Not only will the EU Mercosur agreement have a detrimental impact for the climate, but it condones and exacerbates the human rights abuses of Bolsanaro’s government, including the violence on indigenous communities, minorities, and civil society. The deal does not include protection of local communities, and according to research, overlooks international frameworks, such as the United Nations Declaration on the Rights of Indigenous Peoples (UNDRIP), in the drafting of the agreement.
A test for democracies
In an era of increased nationalism and populism, there is a necessity for vibrant democracies to deal with the climate crisis. The European Union has a historical responsibility to tackle climate change and should be leading the way in protecting the living world. Instead, this trade deal undermines the EU’s credibility, setting a precedence for other countries to ignore their obligations.
Three out of four Europeans are opposed to the agreement if it contributes to deforestation and damage of the environment, according to a YouGov survey published last week. If the EU presses ahead, it would be unsupported by most of its citizens.
There is still cause for hope, however. This year has proved that unexpected and seismic shifts can take place. Recent protests have shown that public opposition is strong, planting seeds of doubt in the mind of Angela Merkel. After meeting with activists in August she expressed significant concerns over the deal. Austria, Ireland, France, Luxembourg, the Netherlands, and Belgian region of Wallonia have also indicated they oppose the deal in its current form. As the pact needs to be approved all 27 EU member states, its ratification is by no means certain. An inquiry by the EU is ongoing to assess why the Commission did not finalize an updated sustainability impact assessment prior to concluding the agreement. The findings could be decisive.

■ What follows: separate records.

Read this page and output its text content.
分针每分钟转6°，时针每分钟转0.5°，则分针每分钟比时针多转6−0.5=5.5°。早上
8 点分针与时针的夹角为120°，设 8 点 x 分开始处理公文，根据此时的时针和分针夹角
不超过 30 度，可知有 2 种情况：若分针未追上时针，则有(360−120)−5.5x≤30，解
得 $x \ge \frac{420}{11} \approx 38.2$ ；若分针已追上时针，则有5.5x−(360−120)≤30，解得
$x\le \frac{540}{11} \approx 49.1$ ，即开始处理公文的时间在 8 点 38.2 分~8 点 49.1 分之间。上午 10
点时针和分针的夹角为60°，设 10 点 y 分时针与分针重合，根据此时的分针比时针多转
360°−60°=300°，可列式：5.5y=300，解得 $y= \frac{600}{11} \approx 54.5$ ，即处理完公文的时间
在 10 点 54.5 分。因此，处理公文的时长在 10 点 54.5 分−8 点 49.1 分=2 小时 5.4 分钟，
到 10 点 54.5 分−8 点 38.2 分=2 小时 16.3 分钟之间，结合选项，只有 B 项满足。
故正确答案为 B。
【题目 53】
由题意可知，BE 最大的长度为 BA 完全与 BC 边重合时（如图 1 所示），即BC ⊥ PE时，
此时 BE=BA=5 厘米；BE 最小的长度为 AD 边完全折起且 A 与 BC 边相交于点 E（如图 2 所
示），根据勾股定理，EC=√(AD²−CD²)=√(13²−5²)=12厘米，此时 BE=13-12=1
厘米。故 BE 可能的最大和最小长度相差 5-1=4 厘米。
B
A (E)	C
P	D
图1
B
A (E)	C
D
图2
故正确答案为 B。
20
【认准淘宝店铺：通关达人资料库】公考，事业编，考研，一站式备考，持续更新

As the pact needs to be approved all 27 EU member states, its ratification is by no means certain. An inquiry by the EU is ongoing to assess why the Commission did not finalize an updated sustainability impact assessment prior to concluding the agreement. The findings could be decisive.
As it stands, the EU and the world are a long way off track with respect to the Paris Agreement. According to research led by Laura Kehoe, between a quarter and two thirds of all greenhouse gas emissions and deforestation are embodied in global trade flows. Trade deals can fuel human rights abuses, biodiversity loss, displacement and shifts in the climate. The EU Mercosur deal would follow this trajectory. But Laura argues that this is not the only way. Trade agreements could also deliver sustainable development as an underlying objective, contingent on commitments to the Paris Agreements. Mechanisms and guarantees could be strengthened to protect human rights and environment defenders, with greater transparency in the negotiation process and support from different sections of society.
Respect for the environment and for human rights, including that of indigenous communities, ought to be the basis of deals, not added as an afterthought. As Brazil’s second-largest trading partner, the EU has a responsibility as well as negotiating power to address these injustices. It is time for Europe to choose whether it wishes to incentivise the destruction of the planet, or halt it instead.